Fences takes place in the era of segregation in the United States, when many public spaces were only open to whites and closed-off to blacks. It also occurs at a time of a burgeoning black rights movement of the late 1950s and early 1960s. when such leaders as Martin Luther King and Rosa Parks would come to the fore and alter history with their courage, conviction, and leadership.

Other Books Related to Fences

Wilson’s wrote (out of his sixteen plays in total) nine other plays which, grouped with Fences, constitute what’s called his Pittsburgh or Century Cycle—all of which deal with themes of duty, honor, betrayal, and love with an aim at raising consciousness about and empathy towards black experience in the United States.
Key Facts about Fences
  • Full Title: Fences
  • When Written: 1983-1987
  • Where Written: United States
  • When Published: June 1986
  • Literary Period: Black Urban Realism
  • Genre: Tragic Comedy, Drama
  • Setting: Pittsburgh’s Hill District in the 1950s
  • Climax: The climax of Fences occurs when Cory tries to fight Troy with a baseball bat, enraged at the way his father has always treated him and at his betrayal of his mother, Rose.
  • Antagonist: While none of the characters in-themselves embody an antagonist, Troy’s fictional, personified figure of “Mr.

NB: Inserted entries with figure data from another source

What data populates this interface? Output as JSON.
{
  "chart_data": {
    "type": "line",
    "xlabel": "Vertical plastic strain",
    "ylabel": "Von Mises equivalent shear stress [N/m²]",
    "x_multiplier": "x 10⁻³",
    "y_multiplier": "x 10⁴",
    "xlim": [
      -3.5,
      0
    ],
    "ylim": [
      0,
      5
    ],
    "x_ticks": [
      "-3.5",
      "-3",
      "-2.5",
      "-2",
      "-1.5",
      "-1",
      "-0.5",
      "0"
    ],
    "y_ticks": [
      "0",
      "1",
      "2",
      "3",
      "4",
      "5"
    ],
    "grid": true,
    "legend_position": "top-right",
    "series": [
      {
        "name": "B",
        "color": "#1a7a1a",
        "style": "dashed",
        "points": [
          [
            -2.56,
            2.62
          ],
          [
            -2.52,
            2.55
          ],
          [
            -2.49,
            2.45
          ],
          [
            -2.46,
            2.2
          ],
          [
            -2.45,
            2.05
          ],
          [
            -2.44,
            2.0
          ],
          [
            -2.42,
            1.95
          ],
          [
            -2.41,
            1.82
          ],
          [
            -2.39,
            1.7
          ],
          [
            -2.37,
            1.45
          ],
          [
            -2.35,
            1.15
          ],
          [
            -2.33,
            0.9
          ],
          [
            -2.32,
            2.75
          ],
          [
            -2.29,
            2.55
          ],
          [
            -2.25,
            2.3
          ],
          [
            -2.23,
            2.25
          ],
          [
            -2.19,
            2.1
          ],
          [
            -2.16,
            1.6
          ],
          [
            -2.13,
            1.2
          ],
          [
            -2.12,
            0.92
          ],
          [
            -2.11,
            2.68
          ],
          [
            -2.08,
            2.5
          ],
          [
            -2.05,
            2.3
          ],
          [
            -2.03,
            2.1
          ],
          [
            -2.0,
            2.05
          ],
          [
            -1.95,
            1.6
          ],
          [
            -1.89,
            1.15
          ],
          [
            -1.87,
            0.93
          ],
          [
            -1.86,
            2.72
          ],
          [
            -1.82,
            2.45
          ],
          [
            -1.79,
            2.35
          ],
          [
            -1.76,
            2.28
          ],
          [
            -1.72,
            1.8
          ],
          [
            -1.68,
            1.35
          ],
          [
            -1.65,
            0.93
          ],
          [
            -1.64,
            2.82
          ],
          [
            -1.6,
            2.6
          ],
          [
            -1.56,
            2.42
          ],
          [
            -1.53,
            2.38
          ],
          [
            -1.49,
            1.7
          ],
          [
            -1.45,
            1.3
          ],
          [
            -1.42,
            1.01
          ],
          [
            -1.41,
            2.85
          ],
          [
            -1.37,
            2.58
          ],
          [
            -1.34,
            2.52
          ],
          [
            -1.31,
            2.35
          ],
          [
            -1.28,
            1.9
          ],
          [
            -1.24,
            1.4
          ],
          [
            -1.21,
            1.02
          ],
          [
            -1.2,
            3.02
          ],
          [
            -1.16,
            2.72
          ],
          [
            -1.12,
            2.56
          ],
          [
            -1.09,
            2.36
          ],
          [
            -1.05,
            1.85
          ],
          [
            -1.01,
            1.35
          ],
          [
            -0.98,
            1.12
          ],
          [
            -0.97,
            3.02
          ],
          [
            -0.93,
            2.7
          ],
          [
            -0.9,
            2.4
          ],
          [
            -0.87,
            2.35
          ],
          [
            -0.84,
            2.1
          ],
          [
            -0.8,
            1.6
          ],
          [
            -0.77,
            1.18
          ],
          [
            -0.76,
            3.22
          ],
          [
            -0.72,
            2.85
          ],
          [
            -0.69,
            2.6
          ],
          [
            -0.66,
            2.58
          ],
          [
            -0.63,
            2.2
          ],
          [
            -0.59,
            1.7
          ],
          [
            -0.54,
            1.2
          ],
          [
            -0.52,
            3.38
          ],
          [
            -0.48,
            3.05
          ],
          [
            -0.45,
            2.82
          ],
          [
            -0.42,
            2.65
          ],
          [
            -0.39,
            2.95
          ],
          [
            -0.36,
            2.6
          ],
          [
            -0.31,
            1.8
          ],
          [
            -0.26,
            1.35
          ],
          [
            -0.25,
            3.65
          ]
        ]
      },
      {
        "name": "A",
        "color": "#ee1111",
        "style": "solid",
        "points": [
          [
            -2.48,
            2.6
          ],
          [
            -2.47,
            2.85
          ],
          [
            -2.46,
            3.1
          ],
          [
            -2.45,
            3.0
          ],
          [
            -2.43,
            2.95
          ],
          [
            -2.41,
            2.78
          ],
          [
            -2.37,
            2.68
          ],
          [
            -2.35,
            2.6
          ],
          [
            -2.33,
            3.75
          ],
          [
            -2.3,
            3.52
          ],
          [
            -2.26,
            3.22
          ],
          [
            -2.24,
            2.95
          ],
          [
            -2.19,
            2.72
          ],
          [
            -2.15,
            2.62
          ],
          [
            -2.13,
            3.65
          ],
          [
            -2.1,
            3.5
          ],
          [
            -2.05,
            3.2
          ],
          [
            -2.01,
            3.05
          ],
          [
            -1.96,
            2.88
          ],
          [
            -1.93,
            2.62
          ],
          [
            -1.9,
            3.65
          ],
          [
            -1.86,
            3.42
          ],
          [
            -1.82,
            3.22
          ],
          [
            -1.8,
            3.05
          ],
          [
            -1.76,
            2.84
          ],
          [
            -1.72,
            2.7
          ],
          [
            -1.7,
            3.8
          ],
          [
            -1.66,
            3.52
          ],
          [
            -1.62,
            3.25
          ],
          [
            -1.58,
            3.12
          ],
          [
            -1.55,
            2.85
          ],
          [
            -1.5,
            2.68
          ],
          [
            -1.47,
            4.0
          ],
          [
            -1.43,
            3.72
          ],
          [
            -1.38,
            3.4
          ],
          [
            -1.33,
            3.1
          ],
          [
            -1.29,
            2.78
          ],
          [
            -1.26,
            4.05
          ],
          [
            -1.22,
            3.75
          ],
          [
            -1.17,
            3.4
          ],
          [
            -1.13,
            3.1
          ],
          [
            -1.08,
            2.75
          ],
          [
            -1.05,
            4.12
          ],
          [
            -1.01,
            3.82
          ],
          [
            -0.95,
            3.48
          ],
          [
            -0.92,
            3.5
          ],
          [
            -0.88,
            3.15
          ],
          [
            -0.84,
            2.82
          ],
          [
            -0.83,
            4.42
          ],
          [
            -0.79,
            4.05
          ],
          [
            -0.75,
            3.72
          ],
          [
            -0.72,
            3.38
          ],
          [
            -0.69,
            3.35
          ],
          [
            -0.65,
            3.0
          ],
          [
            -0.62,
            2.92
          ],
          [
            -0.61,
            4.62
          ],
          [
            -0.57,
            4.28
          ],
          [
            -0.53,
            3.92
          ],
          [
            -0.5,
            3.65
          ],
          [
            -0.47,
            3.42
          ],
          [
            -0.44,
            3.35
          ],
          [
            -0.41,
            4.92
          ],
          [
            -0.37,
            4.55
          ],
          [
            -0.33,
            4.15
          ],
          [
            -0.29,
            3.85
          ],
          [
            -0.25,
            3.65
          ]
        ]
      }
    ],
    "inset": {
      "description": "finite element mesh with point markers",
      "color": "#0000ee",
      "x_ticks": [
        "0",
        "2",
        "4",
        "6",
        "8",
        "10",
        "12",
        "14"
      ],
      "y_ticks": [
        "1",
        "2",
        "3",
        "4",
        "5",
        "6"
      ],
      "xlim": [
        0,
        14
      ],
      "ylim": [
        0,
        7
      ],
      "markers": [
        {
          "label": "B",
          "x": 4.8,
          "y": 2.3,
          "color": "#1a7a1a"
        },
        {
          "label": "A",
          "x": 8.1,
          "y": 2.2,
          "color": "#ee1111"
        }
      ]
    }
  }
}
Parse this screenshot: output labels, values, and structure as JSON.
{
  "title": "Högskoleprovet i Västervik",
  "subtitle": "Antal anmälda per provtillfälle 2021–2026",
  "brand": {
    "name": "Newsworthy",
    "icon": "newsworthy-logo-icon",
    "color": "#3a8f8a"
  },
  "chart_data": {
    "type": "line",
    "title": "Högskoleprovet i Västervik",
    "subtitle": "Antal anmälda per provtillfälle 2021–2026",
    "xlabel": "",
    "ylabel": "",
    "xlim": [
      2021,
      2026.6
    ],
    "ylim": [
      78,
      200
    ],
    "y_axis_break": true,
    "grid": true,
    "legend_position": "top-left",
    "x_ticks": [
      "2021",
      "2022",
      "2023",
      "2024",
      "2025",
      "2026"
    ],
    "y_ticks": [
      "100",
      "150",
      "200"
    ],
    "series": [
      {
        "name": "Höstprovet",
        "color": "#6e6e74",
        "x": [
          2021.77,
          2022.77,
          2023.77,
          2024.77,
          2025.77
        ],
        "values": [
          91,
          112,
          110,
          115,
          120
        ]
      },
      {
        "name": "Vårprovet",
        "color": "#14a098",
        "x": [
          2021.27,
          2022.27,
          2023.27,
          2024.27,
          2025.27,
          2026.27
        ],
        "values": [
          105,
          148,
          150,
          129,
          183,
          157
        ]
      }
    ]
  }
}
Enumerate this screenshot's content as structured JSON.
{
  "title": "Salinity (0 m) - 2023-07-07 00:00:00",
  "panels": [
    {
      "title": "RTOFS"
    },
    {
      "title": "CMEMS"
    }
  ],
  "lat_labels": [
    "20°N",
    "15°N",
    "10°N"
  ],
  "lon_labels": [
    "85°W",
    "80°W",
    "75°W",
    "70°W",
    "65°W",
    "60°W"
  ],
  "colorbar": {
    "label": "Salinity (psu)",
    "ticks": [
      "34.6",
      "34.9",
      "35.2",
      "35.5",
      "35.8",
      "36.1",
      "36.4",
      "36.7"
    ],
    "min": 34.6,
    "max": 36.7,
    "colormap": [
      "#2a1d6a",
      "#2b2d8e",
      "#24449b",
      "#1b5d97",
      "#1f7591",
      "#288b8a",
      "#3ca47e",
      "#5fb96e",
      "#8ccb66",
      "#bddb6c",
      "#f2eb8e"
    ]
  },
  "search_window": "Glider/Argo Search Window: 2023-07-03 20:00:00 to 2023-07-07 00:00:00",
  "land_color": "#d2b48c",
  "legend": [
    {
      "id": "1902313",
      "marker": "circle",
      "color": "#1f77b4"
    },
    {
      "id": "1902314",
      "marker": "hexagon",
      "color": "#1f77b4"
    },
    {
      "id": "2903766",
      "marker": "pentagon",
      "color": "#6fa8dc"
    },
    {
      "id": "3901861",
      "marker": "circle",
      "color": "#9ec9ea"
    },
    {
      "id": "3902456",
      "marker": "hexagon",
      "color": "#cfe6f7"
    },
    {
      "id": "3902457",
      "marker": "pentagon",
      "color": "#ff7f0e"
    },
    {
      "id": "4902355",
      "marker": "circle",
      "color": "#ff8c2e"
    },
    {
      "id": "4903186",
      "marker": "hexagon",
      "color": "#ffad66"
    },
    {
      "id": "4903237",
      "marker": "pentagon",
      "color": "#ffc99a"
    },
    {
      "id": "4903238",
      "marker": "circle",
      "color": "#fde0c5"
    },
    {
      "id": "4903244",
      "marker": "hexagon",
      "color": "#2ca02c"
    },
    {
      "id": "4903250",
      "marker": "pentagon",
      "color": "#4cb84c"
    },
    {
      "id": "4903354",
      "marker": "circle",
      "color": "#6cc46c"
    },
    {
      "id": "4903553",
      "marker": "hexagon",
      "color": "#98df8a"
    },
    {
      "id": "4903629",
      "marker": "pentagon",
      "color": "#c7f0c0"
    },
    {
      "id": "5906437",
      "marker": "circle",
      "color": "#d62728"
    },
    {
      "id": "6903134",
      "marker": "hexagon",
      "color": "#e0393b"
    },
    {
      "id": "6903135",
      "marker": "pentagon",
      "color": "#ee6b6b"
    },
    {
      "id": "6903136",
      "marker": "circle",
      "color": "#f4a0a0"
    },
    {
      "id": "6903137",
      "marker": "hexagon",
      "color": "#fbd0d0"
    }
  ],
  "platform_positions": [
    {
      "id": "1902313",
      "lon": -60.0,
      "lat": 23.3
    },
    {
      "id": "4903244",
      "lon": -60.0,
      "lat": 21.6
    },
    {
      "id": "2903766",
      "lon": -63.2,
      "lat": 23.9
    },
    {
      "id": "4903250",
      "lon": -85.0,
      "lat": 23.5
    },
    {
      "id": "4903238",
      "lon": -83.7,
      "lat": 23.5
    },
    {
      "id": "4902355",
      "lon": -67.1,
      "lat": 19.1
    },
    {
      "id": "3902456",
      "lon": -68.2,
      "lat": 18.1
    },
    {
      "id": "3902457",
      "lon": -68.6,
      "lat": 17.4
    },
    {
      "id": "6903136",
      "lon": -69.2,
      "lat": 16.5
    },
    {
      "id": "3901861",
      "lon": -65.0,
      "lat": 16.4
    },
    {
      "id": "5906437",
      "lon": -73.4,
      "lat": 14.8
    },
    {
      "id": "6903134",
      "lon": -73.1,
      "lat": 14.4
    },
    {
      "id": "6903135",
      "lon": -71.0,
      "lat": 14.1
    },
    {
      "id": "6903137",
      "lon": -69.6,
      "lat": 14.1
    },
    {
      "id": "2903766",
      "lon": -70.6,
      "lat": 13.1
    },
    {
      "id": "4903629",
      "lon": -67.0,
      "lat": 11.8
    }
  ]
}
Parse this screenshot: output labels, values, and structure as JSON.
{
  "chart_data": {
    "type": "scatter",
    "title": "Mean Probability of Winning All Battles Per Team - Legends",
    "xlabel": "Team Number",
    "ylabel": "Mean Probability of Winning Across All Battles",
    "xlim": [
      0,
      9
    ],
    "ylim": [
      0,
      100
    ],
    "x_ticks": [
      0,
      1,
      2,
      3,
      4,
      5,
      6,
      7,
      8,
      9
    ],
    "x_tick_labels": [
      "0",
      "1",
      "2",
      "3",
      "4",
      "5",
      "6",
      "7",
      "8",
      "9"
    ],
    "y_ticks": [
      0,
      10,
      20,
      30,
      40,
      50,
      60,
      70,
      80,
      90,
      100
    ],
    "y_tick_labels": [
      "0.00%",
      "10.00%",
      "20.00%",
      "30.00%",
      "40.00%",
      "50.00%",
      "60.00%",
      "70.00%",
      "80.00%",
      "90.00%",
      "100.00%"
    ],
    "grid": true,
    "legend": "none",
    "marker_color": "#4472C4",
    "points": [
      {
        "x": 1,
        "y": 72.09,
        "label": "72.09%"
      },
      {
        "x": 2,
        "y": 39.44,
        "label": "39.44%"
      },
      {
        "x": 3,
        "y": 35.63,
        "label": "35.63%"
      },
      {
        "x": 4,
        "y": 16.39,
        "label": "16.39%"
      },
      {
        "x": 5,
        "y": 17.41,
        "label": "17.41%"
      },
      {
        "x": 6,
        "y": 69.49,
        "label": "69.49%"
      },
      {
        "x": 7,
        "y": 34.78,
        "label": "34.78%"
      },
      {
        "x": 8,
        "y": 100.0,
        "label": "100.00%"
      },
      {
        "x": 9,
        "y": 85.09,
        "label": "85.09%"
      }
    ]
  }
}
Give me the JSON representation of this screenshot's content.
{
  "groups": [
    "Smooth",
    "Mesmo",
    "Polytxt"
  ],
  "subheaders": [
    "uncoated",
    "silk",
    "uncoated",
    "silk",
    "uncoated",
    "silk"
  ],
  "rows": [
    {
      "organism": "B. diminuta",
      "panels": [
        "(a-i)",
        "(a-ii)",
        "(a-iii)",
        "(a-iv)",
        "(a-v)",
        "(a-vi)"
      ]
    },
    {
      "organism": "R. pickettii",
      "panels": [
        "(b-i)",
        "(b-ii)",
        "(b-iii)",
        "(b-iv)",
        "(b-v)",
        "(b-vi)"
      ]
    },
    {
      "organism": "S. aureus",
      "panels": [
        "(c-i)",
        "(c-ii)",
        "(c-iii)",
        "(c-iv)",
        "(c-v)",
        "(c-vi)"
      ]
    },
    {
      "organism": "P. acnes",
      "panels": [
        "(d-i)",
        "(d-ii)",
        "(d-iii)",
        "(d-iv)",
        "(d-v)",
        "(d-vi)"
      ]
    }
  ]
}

Death” is something of a personal enemy to him, making the abstract, impersonal force of death into something more intimately meaningful.
  • Point of View: Theater

Extra Credit for Fences

Autobiography. August Wilson wrote a one-man play called How I Learned What I Learned, which follows his own life as a young writer, exploring his struggles and the influences he drew from the Hill District of Pittsburgh.

Big Screen, Big Stars. Fences was made into an award-winning 2016 film starring Denzel Washington and Viola Davis. Wilson died in 2005, but finished a draft of the screenplay before his death.